Telle est l’une des étapes nécessaires de la moralisation de la filière viande : vider la morale [3] de sa substance, pour la faire tendre vers une règle beaucoup moins exigeante envers le respect de la vie et des intérêts propres des animaux non-humains.

Une fois cette phase franchie, l’accomplissement de la moralisation nécessairement édulcorée se heurte à un problème d’ordre pratique : est-il véritablement possible de s’assurer du bien-être des animaux consommés ? La tâche suppose une législation très stricte, qui régulerait chaque aspect de la vie de l’animal : détention, transport, abattage. Parallèlement, il faudrait assurer un contrôle infaillible du respect des procédures et développer un système d’incitations-sanctions. Consommateurs, producteurs et législateurs s’assureraient conjointement de l’absence de souffrance des animaux abattus. Un tel changement de paradigme exige la mobilisation de ressources humaines et financières conséquentes, et ne pourrait que s’opérer s’il obtenait l’approbation de toutes les parties prenantes.

Autrement dit, même si l’on prenait pour acquis qu’il est moral de tuer sans nécessité, il est permis de douter de la possibilité d’une moralisation effective de la filière viande.

La principale raison d’être sceptique, au-delà de l’ampleur de la tâche à accomplir, c’est son incompatibilité apparente avec le fonctionnement actuel des entreprises capitalistiques. Pour atteindre leur objectif primordial de rentabilité, elles traquent les dépenses improductives afin de maximiser leur performance : tels sont les principes du lean management, le modèle d’organisation industrielle qui s’est largement répandu depuis les années 70. Cette volonté de réduire les pertes et de réaliser des économies d’échelles est au cœur même de l’élevage intensif, un modèle dont l’incompatibilité avec le bien-être animal n’est plus à prouver.
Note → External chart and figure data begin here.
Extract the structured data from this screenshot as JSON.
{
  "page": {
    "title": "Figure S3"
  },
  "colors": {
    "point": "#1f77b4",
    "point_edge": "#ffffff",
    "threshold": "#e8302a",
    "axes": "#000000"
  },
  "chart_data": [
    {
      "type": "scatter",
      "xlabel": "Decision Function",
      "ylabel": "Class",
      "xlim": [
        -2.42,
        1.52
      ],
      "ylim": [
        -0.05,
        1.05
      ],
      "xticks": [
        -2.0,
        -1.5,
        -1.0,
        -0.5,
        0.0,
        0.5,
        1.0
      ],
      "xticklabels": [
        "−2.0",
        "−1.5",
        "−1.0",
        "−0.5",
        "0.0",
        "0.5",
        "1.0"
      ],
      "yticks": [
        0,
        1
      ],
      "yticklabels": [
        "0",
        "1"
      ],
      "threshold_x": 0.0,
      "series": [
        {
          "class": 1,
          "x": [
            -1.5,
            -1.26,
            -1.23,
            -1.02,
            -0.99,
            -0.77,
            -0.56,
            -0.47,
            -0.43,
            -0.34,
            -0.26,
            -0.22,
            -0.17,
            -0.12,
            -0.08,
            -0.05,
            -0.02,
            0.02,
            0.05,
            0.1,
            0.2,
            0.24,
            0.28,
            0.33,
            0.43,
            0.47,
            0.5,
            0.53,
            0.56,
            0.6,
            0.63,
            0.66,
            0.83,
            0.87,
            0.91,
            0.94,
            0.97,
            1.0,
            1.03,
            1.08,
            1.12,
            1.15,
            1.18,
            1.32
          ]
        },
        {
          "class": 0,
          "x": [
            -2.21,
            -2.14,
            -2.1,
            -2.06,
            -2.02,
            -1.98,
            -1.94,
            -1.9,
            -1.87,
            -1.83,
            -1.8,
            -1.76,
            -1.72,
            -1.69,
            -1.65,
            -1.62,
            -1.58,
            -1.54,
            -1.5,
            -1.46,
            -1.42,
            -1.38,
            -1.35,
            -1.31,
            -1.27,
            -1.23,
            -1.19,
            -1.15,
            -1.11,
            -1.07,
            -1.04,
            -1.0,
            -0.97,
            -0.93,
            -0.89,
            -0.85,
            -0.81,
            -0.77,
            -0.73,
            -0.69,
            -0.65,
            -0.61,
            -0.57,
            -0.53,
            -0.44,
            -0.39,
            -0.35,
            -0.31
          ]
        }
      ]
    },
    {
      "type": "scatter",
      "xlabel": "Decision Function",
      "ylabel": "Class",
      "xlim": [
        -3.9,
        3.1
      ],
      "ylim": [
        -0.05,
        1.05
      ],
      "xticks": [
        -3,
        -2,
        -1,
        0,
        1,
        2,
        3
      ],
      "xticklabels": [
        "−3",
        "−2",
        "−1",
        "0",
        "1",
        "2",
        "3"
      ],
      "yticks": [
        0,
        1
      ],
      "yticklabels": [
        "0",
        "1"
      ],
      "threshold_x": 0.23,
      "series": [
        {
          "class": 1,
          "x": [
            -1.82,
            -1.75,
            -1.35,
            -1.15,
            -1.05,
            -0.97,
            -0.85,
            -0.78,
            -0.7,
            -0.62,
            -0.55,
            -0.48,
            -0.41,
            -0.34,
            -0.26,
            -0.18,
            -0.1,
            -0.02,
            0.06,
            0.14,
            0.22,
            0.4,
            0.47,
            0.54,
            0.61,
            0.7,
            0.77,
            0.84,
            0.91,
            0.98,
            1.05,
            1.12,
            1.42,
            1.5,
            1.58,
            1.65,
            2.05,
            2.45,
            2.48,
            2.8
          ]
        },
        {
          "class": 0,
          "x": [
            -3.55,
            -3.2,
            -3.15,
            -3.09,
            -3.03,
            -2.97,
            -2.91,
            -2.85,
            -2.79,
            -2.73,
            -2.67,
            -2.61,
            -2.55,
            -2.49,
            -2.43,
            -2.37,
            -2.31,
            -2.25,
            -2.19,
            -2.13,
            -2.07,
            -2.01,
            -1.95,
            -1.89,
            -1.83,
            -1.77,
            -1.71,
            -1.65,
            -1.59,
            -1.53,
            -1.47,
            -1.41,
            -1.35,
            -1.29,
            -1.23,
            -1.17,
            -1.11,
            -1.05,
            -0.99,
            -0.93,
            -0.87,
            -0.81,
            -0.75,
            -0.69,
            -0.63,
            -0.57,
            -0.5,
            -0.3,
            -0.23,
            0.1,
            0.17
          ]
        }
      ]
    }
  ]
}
Dans ces conditions, on peut supposer que pour être acceptées par les producteurs, les mesures dites d’amélioration du bien-être animal ne doivent pas entraver l’efficacité du processus de production dans sa globalité. Il faudrait en fait dépasser le dilemme entre morale et productivité. Le problème est que pour maximiser leur productivité, les unités de production recourent généralement à l’automatisation et à la rationalisation des tâches, d’où l’élevage industriel. Ainsi, il est raisonnable de penser que les producteurs de viande ne peuvent pas améliorer le « bien-être animal » sans renoncer partiellement à leur productivité. Un sacrifice qu’ils n’accepteraient probablement qu’à condition d’augmenter leurs prix de ventes, ce qui n’irait pas dans le sens du consommateur.

Finalement, des raisons aussi bien théoriques que pratiques permettent d’affirmer que la moralisation de la filière viande est un vœu pieux. Par conséquent, pour quiconque se soucie du bien-être animal, la solution la plus rationnelle consiste à se positionner en faveur de l’interdiction de la viande tout en encourageant le développement d’alternatives végétales qui conviennent à tout le monde.

T. ROTH

NOTES 

[1] Selon ce principe moral, la production de viande est seulement justifiée si aucune alternative satisfaisant les apports nutritifs vitaux n’est disponible.

[2] Dans toute société où il est possible de se supplémenter facilement en vitamines B12 et D, ainsi qu’en oligo-éléments essentiels.

[3] D’après le principe précité.

[4] La « morale » désigne ici la matrice contenant les règles de conduite approuvées par la majorité de la population.